Les risques anatomiques incluent des volumes osseux limités ainsi que la proximité de structures anatomiques.
Au maxillaire, la proximité des fosses nasales et des sinus maxillaires peuvent limiter la mise en place d’implants.
À la mandibule, les structures anatomiques à éviter sont le foramen mentonnier et le canal mandibulaire.
Toutefois, avec les progrès des traitements de surface implantaire et des techniques de greffes osseuses ou de comblement de sinus, il devient possible d’utiliser des implants de plus en plus courts avec des volumes osseux limités (Nedir, Bischof et al. 2004). Un volume osseux insuffisant augmente les risques de fractures osseuses notamment à la mandibule.
En ce qui concerne les risques opératoires, les infections, les hémorragies et les hypoesthésies sont les principaux problèmes rencontrés.
L’absence d’ostéointégration ainsi que les fractures des implants ou des supra structures sont respectivement les obstacles liés aux risques biologiques et mécaniques
Ces contre-indications sont :
Les contre-indications relatives ou absolues sont liées à des affections pour lesquelles l’acte chirurgical est à risque vital ou interfère avec la cicatrisation tissulaire.
- Cardiopathies à risque d’endocardite infectieuse
- Déficits immunitaires congénitaux et acquis (SIDA)
- Affection grave du métabolisme osseux (ostéomalacie, maladie de Paget, ostéogenèse imparfaite)
- Diabète
- Traitements anticoagulants
- Les affections traitées par immunosuppresseurs ou corticoïdes au long cours
- Les affections traitées par bisphosphonates I.V.
- Tabagisme important
- Maladies psychiatriques et troubles psychologiques
- Irradiation cervico-faciale, le danger essentiel est l’ostéoradionécrose
- Les maladies parodontales
- Hygiène bucco-dentaire déficiente ou négligée
L’âge avancé n’est pas une contre-indication aux implants dentaires
Bien que l’évidence scientifique exclu l’âge comme contre-indication, l’utilisation des implants dentaires chez la personne âgée, voire très âgée est encore peu répandue malgré un impératif toujours plus important de remplacement dentaire.
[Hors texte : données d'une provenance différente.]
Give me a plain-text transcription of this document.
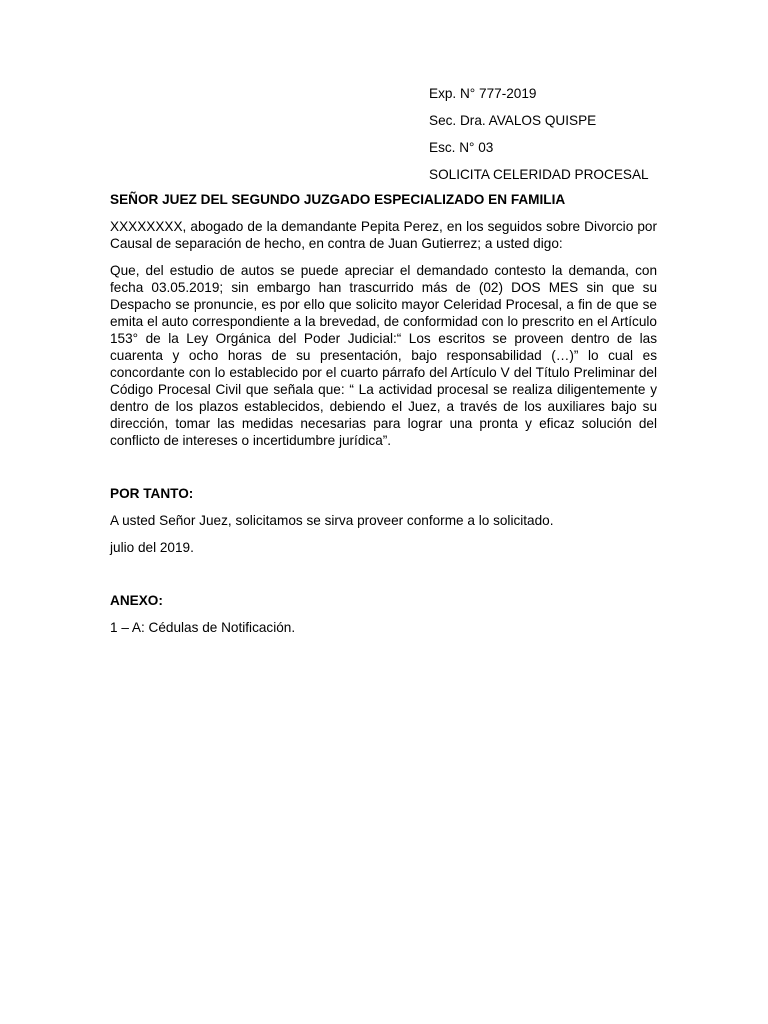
Exp. N° 777-2019
Sec. Dra. AVALOS QUISPE
Esc. N° 03
SOLICITA CELERIDAD PROCESAL
SEÑOR JUEZ DEL SEGUNDO JUZGADO ESPECIALIZADO EN FAMILIA
XXXXXXXX, abogado de la demandante Pepita Perez, en los seguidos sobre Divorcio por Causal de separación de hecho, en contra de Juan Gutierrez; a usted digo:
Que, del estudio de autos se puede apreciar el demandado contesto la demanda, con fecha 03.05.2019; sin embargo han trascurrido más de (02) DOS MES sin que su Despacho se pronuncie, es por ello que solicito mayor Celeridad Procesal, a fin de que se emita el auto correspondiente a la brevedad, de conformidad con lo prescrito en el Artículo 153° de la Ley Orgánica del Poder Judicial:“ Los escritos se proveen dentro de las cuarenta y ocho horas de su presentación, bajo responsabilidad (…)” lo cual es concordante con lo establecido por el cuarto párrafo del Artículo V del Título Preliminar del Código Procesal Civil que señala que: “ La actividad procesal se realiza diligentemente y dentro de los plazos establecidos, debiendo el Juez, a través de los auxiliares bajo su dirección, tomar las medidas necesarias para lograr una pronta y eficaz solución del conflicto de intereses o incertidumbre jurídica”.
POR TANTO:
A usted Señor Juez, solicitamos se sirva proveer conforme a lo solicitado.
julio del 2019.
ANEXO:
1 – A: Cédulas de Notificación.
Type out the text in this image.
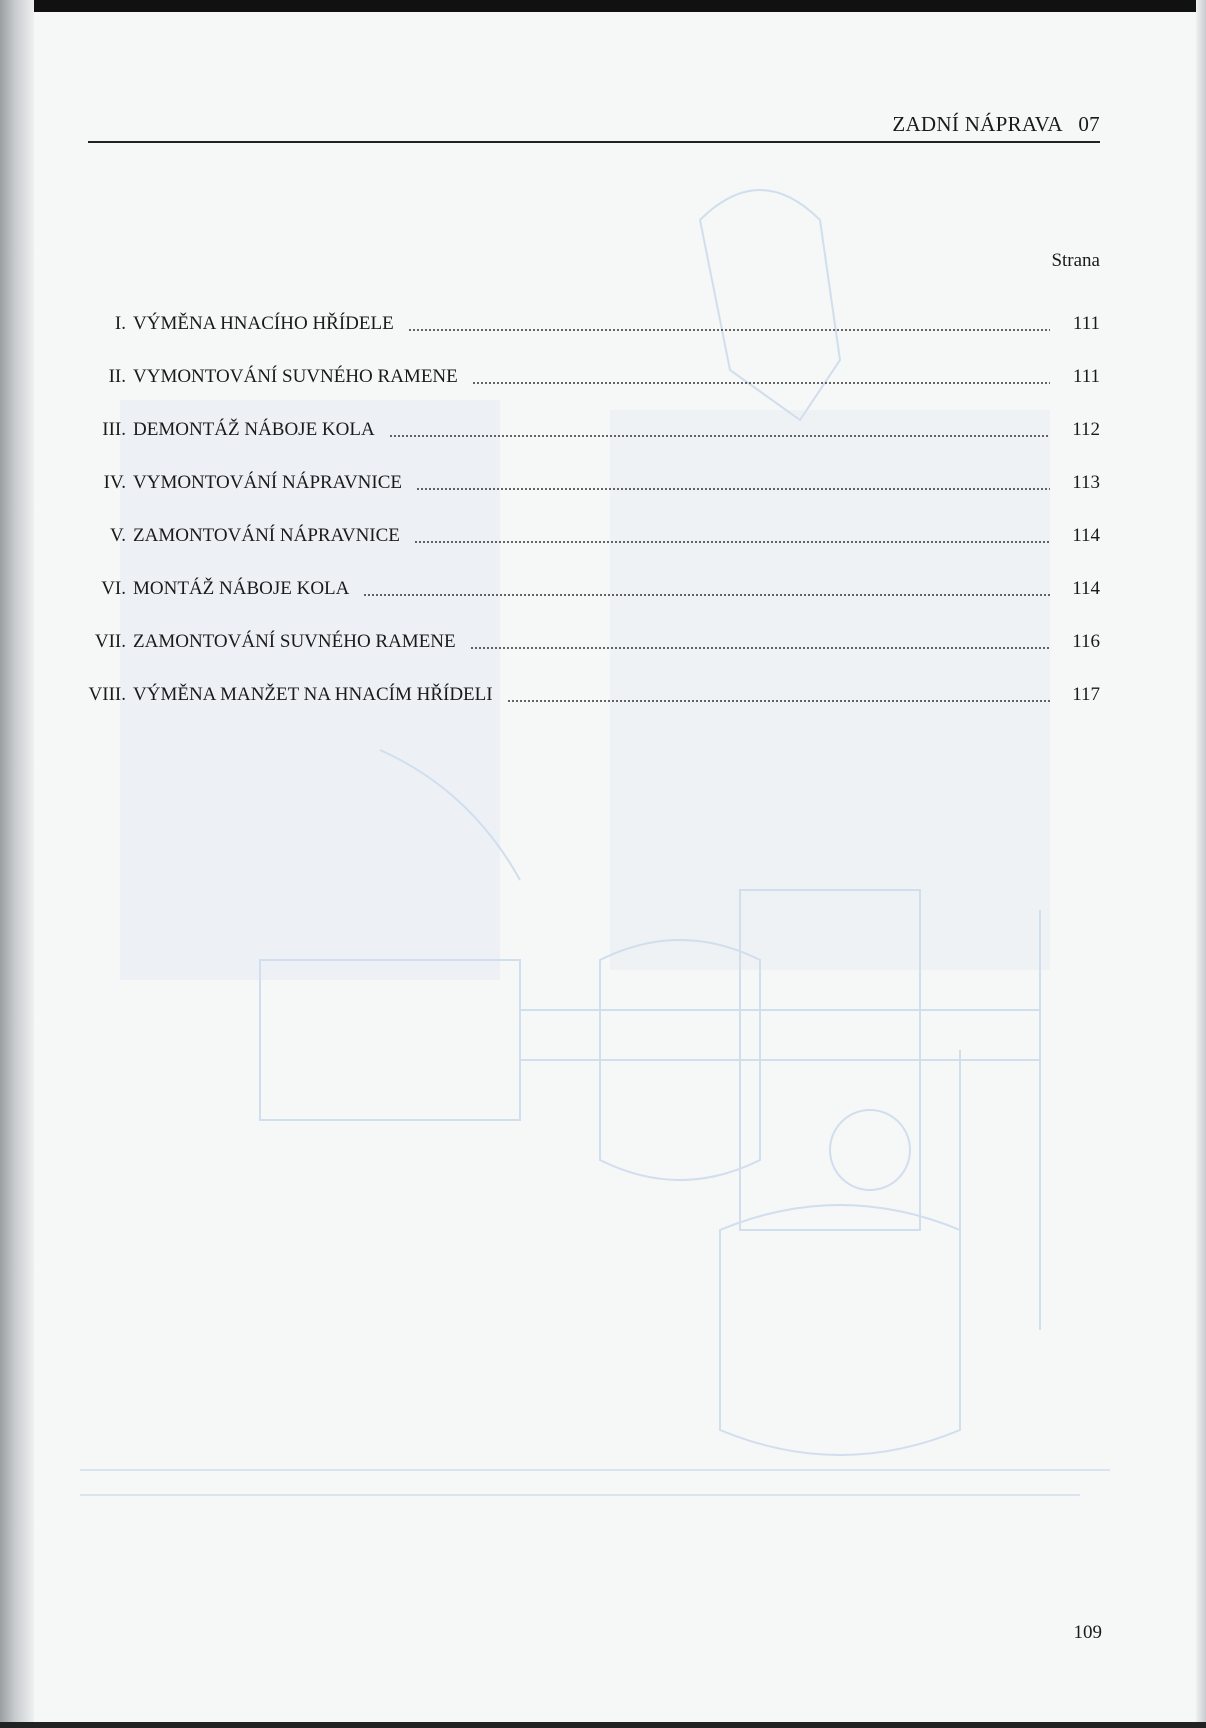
ZADNÍ NÁPRAVA   07
Strana
I. VÝMĚNA HNACÍHO HŘÍDELE	111
II. VYMONTOVÁNÍ SUVNÉHO RAMENE	111
III. DEMONTÁŽ NÁBOJE KOLA	112
IV. VYMONTOVÁNÍ NÁPRAVNICE	113
V. ZAMONTOVÁNÍ NÁPRAVNICE	114
VI. MONTÁŽ NÁBOJE KOLA	114
VII. ZAMONTOVÁNÍ SUVNÉHO RAMENE	116
VIII. VÝMĚNA MANŽET NA HNACÍM HŘÍDELI	117
109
Pour les hypothèses suivantes :
- Les connaissances des personnes âgées sur les implants sont peu approfondies.
- L’attitude des personnes âgées envers une intervention implantaire limite l’utilisation des implants.
- Le degré de dépendance (situation de vie) diminue l’acceptation des traitements implantaires.
- L’état bucco-dentaire défavorable ainsi que la mauvaise qualité de vie en rapport avec la santé bucco-dentaire des personnes âgées est en relation avec une attitude plutôt négative envers un traitement par des implants
- La prothèse amovible (complète/partielle) stabilisée sur implant :
C’est une prothèse adjointe ostéo-muco-supportée ou muco-implanto-portée, dite prothèse de recouvrement stabilisée à complément de rétention ,dont seules la rétention et la stabilité sont assurées conjointement par la prothèse et les attaches enfouis dans la région antérieure du maxillaire ou de la mandibule édentés totaux (et dans les crêtes édentées partielles). La sustentation est assurée par la surface d’appui ostéo-muqueuse.
Attaches : Une attache est un dispositif mécanique unissant ; avec ou sans possibilité de mouvement
; une prothèse amovible aux piliers dentaires ou implantaires. Il existe une grande diversité de système d’attachement.
Ce système doit assurer un effet de rétention par l’intermédiaire d’une liaison articulée.
Impératifs :
Simplicité. Volume réduit. Biocomptabilité. Hygiène facile. activation/désactivation possible et aisée. Efficacité rétentive suffisante. Réintervention et maintenance simple.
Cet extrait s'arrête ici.